2020-05-16 08:03:08,080 WARN  org.apache.flink.yarn.cli.FlinkYarnSessionCli                 - The configuration directory ('/home/lin/myTest/flink/flink-1.10.0/conf') already contains a LOG4J config file.If you want to use logback, then please delete or rename the log configuration file.
Executing WordCount example with default input data set.
Use --input to specify file input.
Printing result to stdout. Use --output to specify output path.
2020-05-16 08:03:09,443 INFO  org.apache.hadoop.yarn.client.RMProxy                         - Connecting to ResourceManager at /0.0.0.0:8032
2020-05-16 08:03:09,775 INFO  org.apache.flink.yarn.YarnClusterDescriptor                   - No path for the flink jar passed. Using the location of class org.apache.flink.yarn.YarnClusterDescriptor to locate the jar
2020-05-16 08:03:09,783 WARN  org.apache.flink.yarn.YarnClusterDescriptor                   - Neither the HADOOP_CONF_DIR nor the YARN_CONF_DIR environment variable is set.The Flink YARN Client needs one of these to be set to properly load the Hadoop configuration for accessing YARN.
2020-05-16 08:03:10,052 INFO  org.apache.flink.yarn.YarnClusterDescriptor                   - Found Web Interface ubuntu-vm-1:35973 of application 'application_1589570585722_0006'.
Job has been submitted with JobID 6d0be776c392f5408e2d611e5f71a011
Program execution finished
Job with JobID 6d0be776c392f5408e2d611e5f71a011 has finished.
Job Runtime: 27096 ms
Accumulator Results:
- c2f8af07593812e7ae866e6da873aa95 (java.util.ArrayList) [170 elements]

(after,1)
(bare,1)
(coil,1)
......

run 命令通過 /tmp/.yarn-properties-lin 文件找到 Yarn Session 的 APP ID，並提交 Job

jps -ml 命令可以看到提交了 Job 后多了下面這個程序（有一個或多個）

org.apache.flink.yarn.YarnTaskExecutorRunner

這個程序就是 Task Manager

程序運行結束后過一會這些 Task Manager 就不在了

run 命令會一直保持在前端運行，直到 Job 完成，如果希望提交后退出要用 -d （detach）參數

run 命令的部分參數如下

Action "run" compiles and runs a program.

  Syntax: run [OPTIONS] <jar-file> <arguments>
  "run" action options:
     -c,--class <classname>               Class with the program entry point
                                          ("main()" method). Only needed if the
                                          JAR file does not specify the class in
                                          its manifest.

     -C,--classpath <url>                 Adds a URL to each user code
                                          classloader  on all nodes in the cluster. 

     -d,--detached                        If present, runs the job in detached mode

     -n,--allowNonRestoredState           Allow to skip savepoint state that
                                          cannot be restored. You need to allow
                                          this if you removed an operator from
                                          your program that was part of the
                                          program when the savepoint was
                                          triggered.

     -p,--parallelism <parallelism>       The parallelism with which to run the
                                          program.
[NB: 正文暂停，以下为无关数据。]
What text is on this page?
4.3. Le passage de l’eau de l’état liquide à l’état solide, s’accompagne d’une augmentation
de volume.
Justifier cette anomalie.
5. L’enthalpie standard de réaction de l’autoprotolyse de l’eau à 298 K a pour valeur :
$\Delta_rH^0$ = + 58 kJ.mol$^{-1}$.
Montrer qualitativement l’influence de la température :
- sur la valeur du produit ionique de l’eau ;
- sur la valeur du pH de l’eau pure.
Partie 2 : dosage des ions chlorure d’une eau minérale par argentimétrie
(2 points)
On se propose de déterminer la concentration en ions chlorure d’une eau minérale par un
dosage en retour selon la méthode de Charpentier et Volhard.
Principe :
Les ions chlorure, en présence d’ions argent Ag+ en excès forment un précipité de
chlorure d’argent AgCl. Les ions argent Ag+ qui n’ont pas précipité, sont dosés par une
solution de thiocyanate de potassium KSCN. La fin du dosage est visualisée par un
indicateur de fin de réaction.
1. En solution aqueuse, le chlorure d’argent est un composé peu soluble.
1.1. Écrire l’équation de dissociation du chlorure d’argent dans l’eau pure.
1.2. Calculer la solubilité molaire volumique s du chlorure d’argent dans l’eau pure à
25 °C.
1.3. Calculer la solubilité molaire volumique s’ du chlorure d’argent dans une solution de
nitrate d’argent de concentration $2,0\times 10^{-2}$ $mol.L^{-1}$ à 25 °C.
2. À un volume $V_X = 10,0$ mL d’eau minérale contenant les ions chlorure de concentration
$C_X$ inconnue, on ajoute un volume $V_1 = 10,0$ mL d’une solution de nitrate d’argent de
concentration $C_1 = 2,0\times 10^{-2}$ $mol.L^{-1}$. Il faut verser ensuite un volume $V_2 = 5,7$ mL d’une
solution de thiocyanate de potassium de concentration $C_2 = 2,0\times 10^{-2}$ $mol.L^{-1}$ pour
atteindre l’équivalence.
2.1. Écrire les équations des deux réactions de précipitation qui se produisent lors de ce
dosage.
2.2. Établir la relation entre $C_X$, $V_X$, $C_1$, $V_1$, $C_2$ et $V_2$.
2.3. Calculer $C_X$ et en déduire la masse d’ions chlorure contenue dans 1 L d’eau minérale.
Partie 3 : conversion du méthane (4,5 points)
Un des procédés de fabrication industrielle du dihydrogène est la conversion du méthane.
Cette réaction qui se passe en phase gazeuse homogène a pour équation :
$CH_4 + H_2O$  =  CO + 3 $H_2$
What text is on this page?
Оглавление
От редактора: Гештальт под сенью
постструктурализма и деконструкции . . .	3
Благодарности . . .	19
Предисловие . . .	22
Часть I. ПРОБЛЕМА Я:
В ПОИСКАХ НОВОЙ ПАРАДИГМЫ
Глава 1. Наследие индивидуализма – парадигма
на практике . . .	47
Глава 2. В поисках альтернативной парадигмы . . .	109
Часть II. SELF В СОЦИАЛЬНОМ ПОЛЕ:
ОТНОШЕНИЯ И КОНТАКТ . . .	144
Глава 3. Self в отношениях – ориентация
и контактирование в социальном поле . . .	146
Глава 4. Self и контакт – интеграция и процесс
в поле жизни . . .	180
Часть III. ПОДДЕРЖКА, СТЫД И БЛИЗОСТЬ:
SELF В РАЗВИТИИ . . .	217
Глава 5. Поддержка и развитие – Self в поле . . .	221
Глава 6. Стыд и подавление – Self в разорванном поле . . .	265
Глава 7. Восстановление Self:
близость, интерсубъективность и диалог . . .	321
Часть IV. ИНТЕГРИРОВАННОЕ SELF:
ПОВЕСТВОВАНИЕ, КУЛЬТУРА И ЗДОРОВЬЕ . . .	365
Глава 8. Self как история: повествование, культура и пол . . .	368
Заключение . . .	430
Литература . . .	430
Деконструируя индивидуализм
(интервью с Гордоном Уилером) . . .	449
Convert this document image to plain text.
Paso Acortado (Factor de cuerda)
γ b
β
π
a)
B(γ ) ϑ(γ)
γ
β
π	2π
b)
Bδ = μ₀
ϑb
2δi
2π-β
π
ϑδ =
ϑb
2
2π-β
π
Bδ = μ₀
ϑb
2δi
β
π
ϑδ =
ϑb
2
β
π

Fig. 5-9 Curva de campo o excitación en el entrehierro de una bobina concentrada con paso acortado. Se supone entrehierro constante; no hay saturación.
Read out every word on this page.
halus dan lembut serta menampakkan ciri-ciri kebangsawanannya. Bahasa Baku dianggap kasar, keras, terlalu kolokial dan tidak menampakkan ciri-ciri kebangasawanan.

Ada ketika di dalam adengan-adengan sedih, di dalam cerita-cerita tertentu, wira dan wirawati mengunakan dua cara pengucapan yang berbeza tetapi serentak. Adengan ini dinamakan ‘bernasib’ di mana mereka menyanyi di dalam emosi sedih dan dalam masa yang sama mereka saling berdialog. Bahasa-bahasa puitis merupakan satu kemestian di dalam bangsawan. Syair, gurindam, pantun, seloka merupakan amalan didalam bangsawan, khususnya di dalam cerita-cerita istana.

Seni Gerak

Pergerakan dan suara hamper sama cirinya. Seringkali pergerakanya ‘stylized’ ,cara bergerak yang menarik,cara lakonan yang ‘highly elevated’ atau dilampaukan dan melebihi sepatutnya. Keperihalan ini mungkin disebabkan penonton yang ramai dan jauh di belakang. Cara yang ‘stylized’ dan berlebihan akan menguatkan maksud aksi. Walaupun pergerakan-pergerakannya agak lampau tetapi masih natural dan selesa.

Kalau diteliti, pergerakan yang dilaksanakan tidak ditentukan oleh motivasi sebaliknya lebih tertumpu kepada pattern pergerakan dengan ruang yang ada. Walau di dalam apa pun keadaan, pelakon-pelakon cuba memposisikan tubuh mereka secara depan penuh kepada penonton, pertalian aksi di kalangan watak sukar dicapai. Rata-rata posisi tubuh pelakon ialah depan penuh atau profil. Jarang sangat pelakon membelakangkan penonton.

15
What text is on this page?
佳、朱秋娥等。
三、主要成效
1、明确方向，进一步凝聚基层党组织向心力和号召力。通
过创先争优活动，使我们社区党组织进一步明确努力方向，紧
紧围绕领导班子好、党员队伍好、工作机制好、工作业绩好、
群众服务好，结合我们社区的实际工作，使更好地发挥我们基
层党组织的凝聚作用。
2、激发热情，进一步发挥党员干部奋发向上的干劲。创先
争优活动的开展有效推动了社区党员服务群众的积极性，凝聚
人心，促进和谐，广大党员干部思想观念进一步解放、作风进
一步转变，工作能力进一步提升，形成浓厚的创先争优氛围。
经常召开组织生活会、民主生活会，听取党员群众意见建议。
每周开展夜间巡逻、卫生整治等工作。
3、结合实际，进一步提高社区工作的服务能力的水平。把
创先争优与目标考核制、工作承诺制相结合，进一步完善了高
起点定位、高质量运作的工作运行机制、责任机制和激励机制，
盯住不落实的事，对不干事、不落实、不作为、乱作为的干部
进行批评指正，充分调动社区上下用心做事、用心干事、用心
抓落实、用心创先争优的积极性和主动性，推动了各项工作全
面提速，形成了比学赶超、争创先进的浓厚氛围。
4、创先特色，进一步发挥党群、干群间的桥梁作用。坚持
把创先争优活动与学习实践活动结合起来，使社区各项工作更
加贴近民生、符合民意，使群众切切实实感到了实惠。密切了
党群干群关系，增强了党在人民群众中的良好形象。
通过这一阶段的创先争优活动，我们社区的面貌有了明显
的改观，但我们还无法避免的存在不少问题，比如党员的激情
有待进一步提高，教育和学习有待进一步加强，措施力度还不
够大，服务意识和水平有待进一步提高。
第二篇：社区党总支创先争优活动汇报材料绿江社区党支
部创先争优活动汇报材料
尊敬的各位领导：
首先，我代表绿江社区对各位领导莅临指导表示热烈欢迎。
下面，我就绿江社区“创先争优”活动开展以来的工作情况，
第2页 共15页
Optional flag to override the
                                          default value specified in the configuration.

     -py,--python <pythonFile>            Python script with the program entry
                                          point. The dependent resources can be
                                          configured with the `--pyFiles` option.

     -pyarch,--pyArchives <arg>           Add python archive files for job. 

     -pyfs,--pyFiles <pythonFiles>        Attach custom python files for job.

     -pym,--pyModule <pythonModule>       Python module with the program entry point.

     -pyreq,--pyRequirements <arg>        Specify a requirements.txt file

     -s,--fromSavepoint <savepointPath>   Path to a savepoint to restore the job
                                          from (for example hdfs:///flink/savepoint-1537).

     -sae,--shutdownOnAttachedExit        If the job is submitted in attached
                                          mode, perform a best-effort cluster
                                          shutdown when the CLI is terminated
                                          abruptly, e.g., in response to a user
                                          interrupt, such as typing Ctrl + C.

  Options for yarn-cluster mode:
     -d,--detached                        If present, runs the job in detached mode
     -m,--jobmanager <arg>                Address of the JobManager
     -yat,--yarnapplicationType <arg>     Set a custom application type for the application on YARN
     -yD <property=value>                 use value for given property
     -yh,--yarnhelp                       Help for the Yarn session CLI.
     -yid,--yarnapplicationId <arg>       Attach to running YARN session
     -yj,--yarnjar <arg>                  Path to Flink jar file
     -yjm,--yarnjobManagerMemory <arg>    Memory for JobManager Container with optional unit (default: MB)
     -ynl,--yarnnodeLabel <arg>           Specify YARN node label for the YARN application
     -ynm,--yarnname <arg>                Set a custom name for the application on YARN
     -yq,--yarnquery                      Display available YARN resources (memory, cores)
     -yqu,--yarnqueue <arg>               Specify YARN queue.
     -ys,--yarnslots <arg>                Number of slots per TaskManager
     -yt,--yarnship <arg>                 Ship files in the specified directory (t for transfer)
     -ytm,--yarntaskManagerMemory <arg>   Memory per TaskManager Container with optional unit (default: MB)
     -yz,--yarnzookeeperNamespace <arg>   Namespace to create the Zookeeper sub-paths for high availability mode
     -z,--zookeeperNamespace <arg>        Namespace to create the Zookeeper sub-paths for high availability mode

  Options for executor mode:
     -D <property=value>   Generic configuration options for
                           execution/deployment and for the configured executor.
                           The available options can be found at
                           https://ci.apache.org/projects/flink/flink-docs-stable/ops/config.html
     -e,--executor <arg>   The name of the executor to be used for executing the
                           given job, which is equivalent to the
                           "execution.target" config option. The currently
                           available executors are: "remote", "local",
                           "kubernetes-session", "yarn-per-job", "yarn-session".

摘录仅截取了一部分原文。